Indian fans saw their team absolutely smash everyone until the trophy came up. And that was their entire experience. Now, it may have only been 10 years. But if 10 years is around two-thirds of your life, that's a lot of time. It doesn't matter if it's 32 years or 11 years at a certain point, right? It matters how much of your life it is.
There's something else when it comes to the Indian cricket team. There's something about the identity of that team that it isn't like one person, even though they have incredible stars.
It isn't just a cricket team from India, it is part of the national identity. And that is a huge thing when it's a country that in every other way is becoming this incredible superpower. And in one very big way, the sport that so many of them love, they can't get a trophy to put in a cabinet.

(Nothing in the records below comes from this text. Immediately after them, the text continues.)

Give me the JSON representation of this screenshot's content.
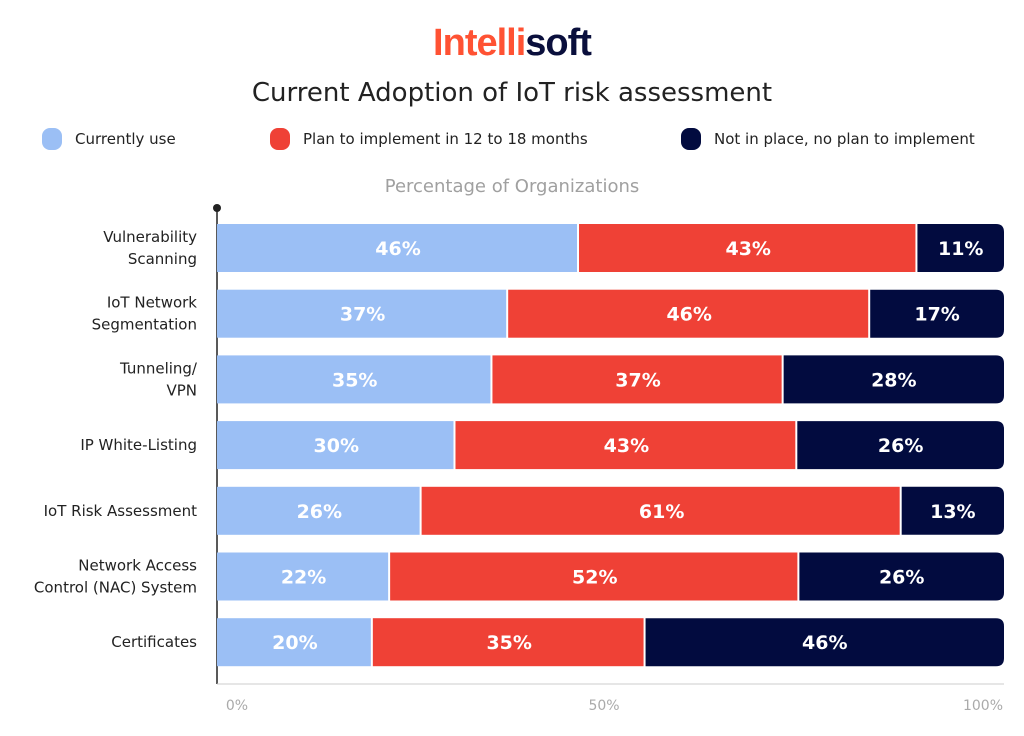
{
  "logo": {
    "part1": "Intelli",
    "part2": "soft"
  },
  "chart_data": {
    "type": "bar",
    "orientation": "horizontal",
    "stacked": true,
    "title": "Current Adoption of IoT risk assessment",
    "xlabel": "Percentage of Organizations",
    "ylabel": "",
    "xlim": [
      0,
      100
    ],
    "xticks": [
      "0%",
      "50%",
      "100%"
    ],
    "grid": false,
    "legend_position": "top",
    "categories": [
      [
        "Vulnerability",
        "Scanning"
      ],
      [
        "IoT Network",
        "Segmentation"
      ],
      [
        "Tunneling/",
        "VPN"
      ],
      [
        "IP White-Listing"
      ],
      [
        "IoT Risk Assessment"
      ],
      [
        "Network Access",
        "Control (NAC) System"
      ],
      [
        "Certificates"
      ]
    ],
    "series": [
      {
        "name": "Currently use",
        "color": "#9bbff5",
        "values": [
          46,
          37,
          35,
          30,
          26,
          22,
          20
        ]
      },
      {
        "name": "Plan to implement in 12 to 18 months",
        "color": "#ef4136",
        "values": [
          43,
          46,
          37,
          43,
          61,
          52,
          35
        ]
      },
      {
        "name": "Not in place, no plan to implement",
        "color": "#020b3f",
        "values": [
          11,
          17,
          28,
          26,
          13,
          26,
          46
        ]
      }
    ]
  }
}
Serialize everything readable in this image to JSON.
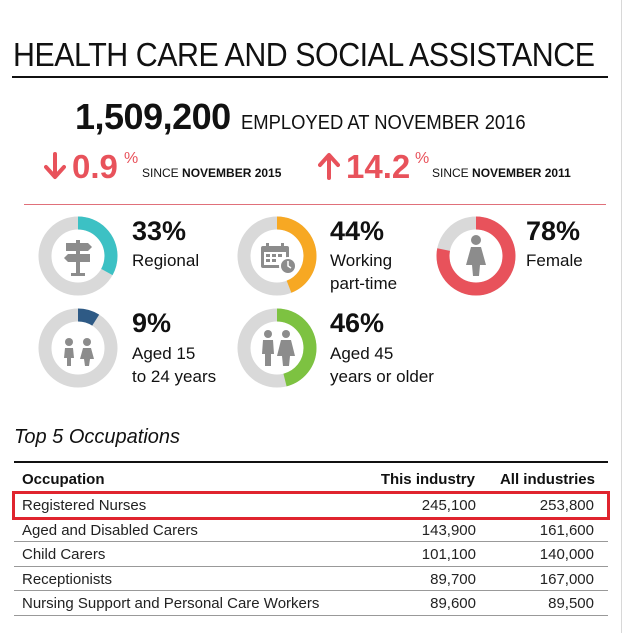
{
  "title": "HEALTH CARE AND SOCIAL ASSISTANCE",
  "employed": {
    "value": "1,509,200",
    "label": "EMPLOYED AT NOVEMBER 2016"
  },
  "changes": [
    {
      "direction": "down",
      "value": "0.9",
      "unit": "%",
      "since_prefix": "SINCE",
      "since_period": "NOVEMBER 2015"
    },
    {
      "direction": "up",
      "value": "14.2",
      "unit": "%",
      "since_prefix": "SINCE",
      "since_period": "NOVEMBER 2011"
    }
  ],
  "stats": [
    {
      "percent": 33,
      "value": "33%",
      "line1": "Regional",
      "line2": "",
      "icon": "signpost-icon",
      "color": "#3cc1c4"
    },
    {
      "percent": 44,
      "value": "44%",
      "line1": "Working",
      "line2": "part-time",
      "icon": "calendar-clock-icon",
      "color": "#f7a823"
    },
    {
      "percent": 78,
      "value": "78%",
      "line1": "Female",
      "line2": "",
      "icon": "female-person-icon",
      "color": "#e8525b"
    },
    {
      "percent": 9,
      "value": "9%",
      "line1": "Aged 15",
      "line2": "to 24 years",
      "icon": "young-people-icon",
      "color": "#2e5a85"
    },
    {
      "percent": 46,
      "value": "46%",
      "line1": "Aged 45",
      "line2": "years or older",
      "icon": "older-people-icon",
      "color": "#7dc241"
    }
  ],
  "occupations": {
    "heading": "Top 5 Occupations",
    "columns": [
      "Occupation",
      "This industry",
      "All industries"
    ],
    "rows": [
      {
        "name": "Registered Nurses",
        "this_industry": "245,100",
        "all_industries": "253,800",
        "highlighted": true
      },
      {
        "name": "Aged and Disabled Carers",
        "this_industry": "143,900",
        "all_industries": "161,600"
      },
      {
        "name": "Child Carers",
        "this_industry": "101,100",
        "all_industries": "140,000"
      },
      {
        "name": "Receptionists",
        "this_industry": "89,700",
        "all_industries": "167,000"
      },
      {
        "name": "Nursing Support and Personal Care Workers",
        "this_industry": "89,600",
        "all_industries": "89,500"
      }
    ]
  },
  "colors": {
    "accent_red": "#e8525b",
    "ring_bg": "#d9d9d9",
    "icon_grey": "#8c8c8c",
    "highlight_box": "#e0242e"
  }
}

You watch Indian cricket and you do realize it is a collective. It breathes, it cries, it rises, it falls on millions of people — all in one moment. It's not like any other sports team we've ever seen anywhere before.
The stakes are always so high, and they're so high for everyone. We've talked about the legacy of all these individual players and the coaches. But realistically, think about this — millions and millions of people rose, and potentially we're going to fall on the fate of a couple of millimetres.
What if Heinrich Klassen had missed that ball from Hardik Pandya? South Africa would probably just go on to win that game really easily.
And then we come back to SKY's catch.
As I said at the start, I have no idea what happened with that foot. I thought I saw the Toblerone move and then later, I thought I didn't see the Toblerone move. It's possible that he touched it and it didn't move. It's possible that he didn't touch it and something else moved. It's possible that he was millimeters on either side of it.
But this is what I do know, because of SKY's foot of God, India won a World Cup that they had deserved many times over the last 11 years. And every one of those losses that broke millions of hearts so many times, as hard as all of that was, makes this one time of winning by millimetres worth so much more.